FIG. 4 shows an apparatus according to an example embodiment. The apparatus may be an entity (first entity) (such as an AP or a modem) or an element thereof. FIG. 5 shows a method according to an example embodiment. The apparatus according to FIG. 4 may perform the method of FIG. 5 but is not limited to this method. The method of FIG. 5 may be performed by the apparatus of FIG. 4 but is not limited to being performed by this apparatus.

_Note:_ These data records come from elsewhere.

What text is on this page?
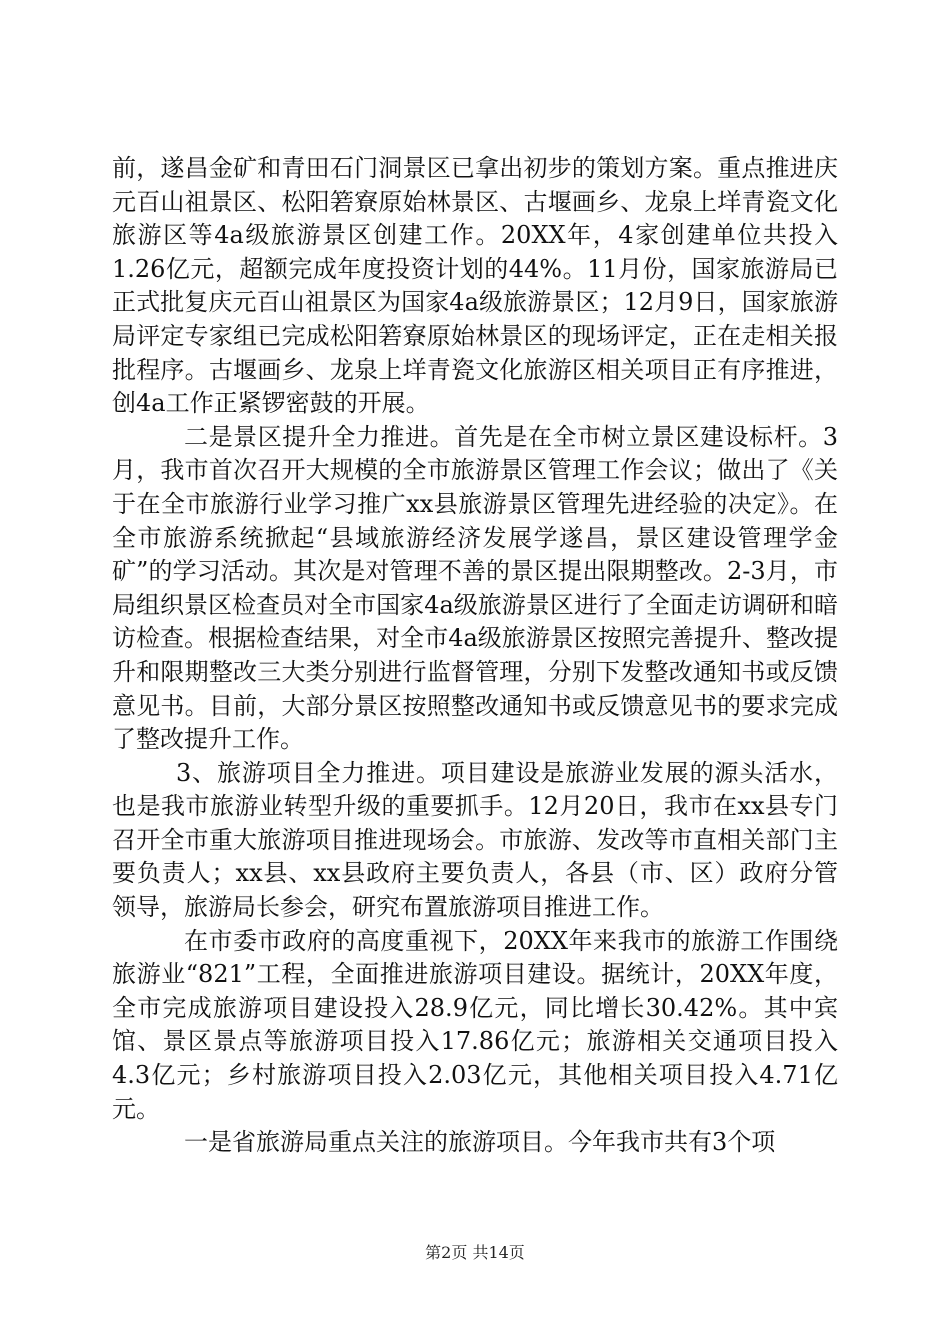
前，遂昌金矿和青田石门洞景区已拿出初步的策划方案。重点推进庆元百山祖景区、松阳箬寮原始林景区、古堰画乡、龙泉上垟青瓷文化旅游区等4a级旅游景区创建工作。20XX年，4家创建单位共投入1.26亿元，超额完成年度投资计划的44%。11月份，国家旅游局已正式批复庆元百山祖景区为国家4a级旅游景区；12月9日，国家旅游局评定专家组已完成松阳箬寮原始林景区的现场评定，正在走相关报批程序。古堰画乡、龙泉上垟青瓷文化旅游区相关项目正有序推进，创4a工作正紧锣密鼓的开展。

二是景区提升全力推进。首先是在全市树立景区建设标杆。3月，我市首次召开大规模的全市旅游景区管理工作会议；做出了《关于在全市旅游行业学习推广xx县旅游景区管理先进经验的决定》。在全市旅游系统掀起“县域旅游经济发展学遂昌，景区建设管理学金矿”的学习活动。其次是对管理不善的景区提出限期整改。2-3月，市局组织景区检查员对全市国家4a级旅游景区进行了全面走访调研和暗访检查。根据检查结果，对全市4a级旅游景区按照完善提升、整改提升和限期整改三大类分别进行监督管理，分别下发整改通知书或反馈意见书。目前，大部分景区按照整改通知书或反馈意见书的要求完成了整改提升工作。

3、旅游项目全力推进。项目建设是旅游业发展的源头活水，也是我市旅游业转型升级的重要抓手。12月20日，我市在xx县专门召开全市重大旅游项目推进现场会。市旅游、发改等市直相关部门主要负责人；xx县、xx县政府主要负责人，各县（市、区）政府分管领导，旅游局长参会，研究布置旅游项目推进工作。

在市委市政府的高度重视下，20XX年来我市的旅游工作围绕旅游业“821”工程，全面推进旅游项目建设。据统计，20XX年度，全市完成旅游项目建设投入28.9亿元，同比增长30.42%。其中宾馆、景区景点等旅游项目投入17.86亿元；旅游相关交通项目投入4.3亿元；乡村旅游项目投入2.03亿元，其他相关项目投入4.71亿元。

一是省旅游局重点关注的旅游项目。今年我市共有3个项

第2页 共14页
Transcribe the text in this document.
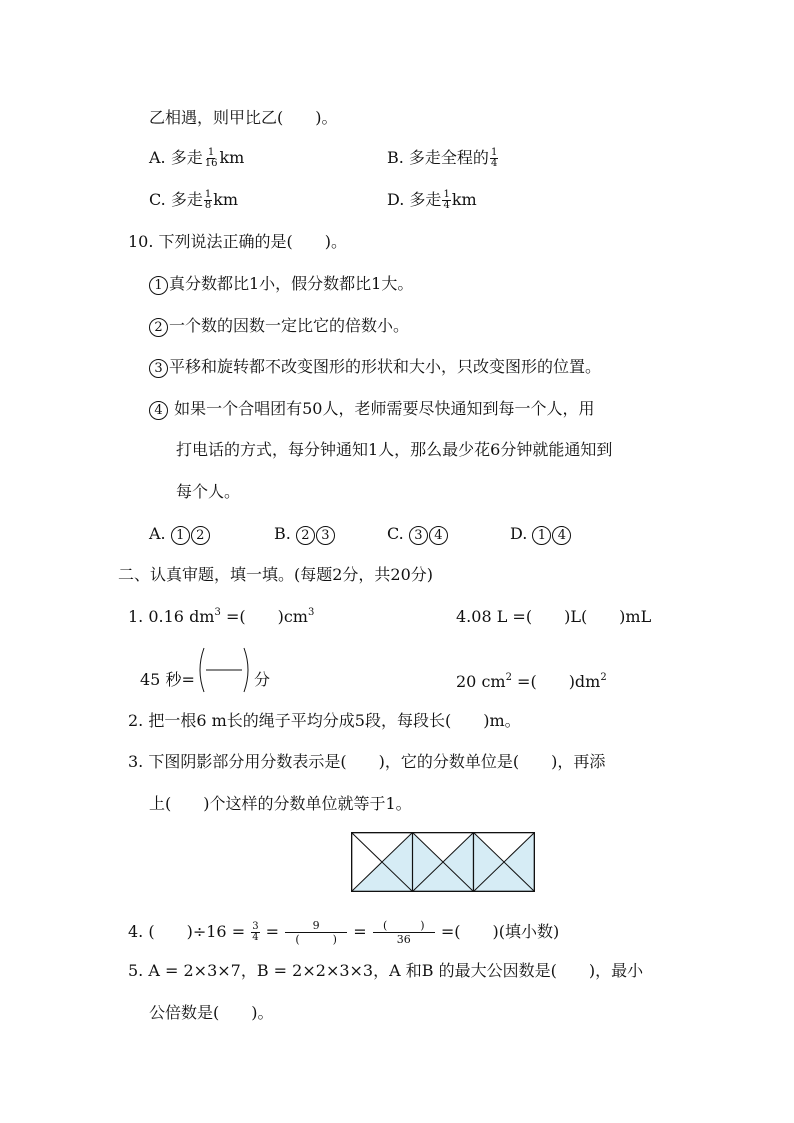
乙相遇，则甲比乙(　　)。
A. 多走 $\frac{1}{16}$ km	B. 多走全程的 $\frac{1}{4}$
C. 多走 $\frac{1}{8}$ km	D. 多走 $\frac{1}{4}$ km
10. 下列说法正确的是(　　)。
1 真分数都比1小，假分数都比1大。
2 一个数的因数一定比它的倍数小。
3 平移和旋转都不改变图形的形状和大小，只改变图形的位置。
4 如果一个合唱团有50人，老师需要尽快通知到每一个人，用
打电话的方式，每分钟通知1人，那么最少花6分钟就能通知到
每个人。
A. 1 2	B. 2 3	C. 3 4	D. 1 4
二、认真审题，填一填。(每题2分，共20分)
1. 0.16 $dm^3$ =(　　)$cm^3$	4.08 L =(　　)L(　　)mL
45 秒=	分	20 $cm^2$ =(　　)$dm^2$
2. 把一根6 m长的绳子平均分成5段，每段长(　　)m。
3. 下图阴影部分用分数表示是(　　)，它的分数单位是(　　)，再添
上(　　)个这样的分数单位就等于1。
4. (　　)$\div 16 = \frac{3}{4} = \frac{9}{( )} = \frac{( )}{36}$ =(　　)(填小数)
5. A = 2×3×7，B = 2×2×3×3，A 和B 的最大公因数是(　　)，最小
公倍数是(　　)。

The apparatus comprises means for informing 110, means for receiving 120, means for performing 130, and means for providing 140. The means for informing 110, means for receiving 120, means for performing 130, and means for providing 140 may be an informing means, receiving means, performing means, and providing means, respectively. The means for informing 110, means for receiving 120, means for performing 130, and means for providing 140 may be an informer, receiver, performer, and provider, respectively. The means for informing 110, means for receiving 120, means for performing 130, and means for providing 140 may be an informing processor, receiving processor, performing processor, and providing processor, respectively.


The means for informing 110 informs a second entity of a compute capability of a first entity (S110). The compute capability is for taking over one or more AI/ML operations from the second entity.


The means for receiving 120 receives, by the first entity, a request from the second entity to take over one of the one or more AI/ML operations from the second entity (S120). The means for performing 130 performs, by the first entity, the one of the AI/ML operations to obtain a result of the one of the one or more AI/ML operations (S130). The means for providing 140 provides, by the first entity to the second entity, the result of the one of the one or more AI/ML operations (S140).



FIG. 6 shows an apparatus according to an example embodiment. The apparatus may be an entity (a second entity) (such as a modem or a AP) or an element thereof. FIG. 7 shows a method according to an example embodiment. The apparatus according to FIG. 6 may perform the method of FIG. 7 but is not limited to this method. The method of FIG. 7 may be performed by the apparatus of FIG. 6 but is not limited to being performed by this apparatus.


The apparatus comprises first means for receiving 210, means for requesting 220, and second means for receiving 230. The first means for receiving 210, means for requesting 220, and means for receiving 230 may be a first receiving means, requesting means, and second receiving means, respectively. The first means for receiving 210, means for requesting 220, and second means for receiving 230 may be a first receiver, requestor, and second receiver, respectively. The first means for receiving 210, means for requesting 220, and second means for receiving 230 may be a first receiving processor, requesting processor, and second receiving processor, respectively.


The first means for receiving 210 receives, by a second entity, an information of a compute capability of a first entity (S210). The compute capability is for taking over one or more AI/ML operations from the second entity.


The means for requesting 220 requests the first entity, by the second entity, to take over one of the one or more AI/ML operations from the second entity (S220). In response to the requesting to take over the one of the one or more AI/ML operations of S220, the second means for receiving 230 receives, by the second entity from the first entity, a result of the one of the one or more AI/ML operations (S230).



FIG. 8 shows an apparatus according to an example embodiment. The apparatus comprises at least one processor 810, at least one memory 820 storing instructions that, when executed by the at least one processor 810, cause the apparatus at least to perform the method according to at least one of the following figures and related description: FIG. 5, or FIG. 7.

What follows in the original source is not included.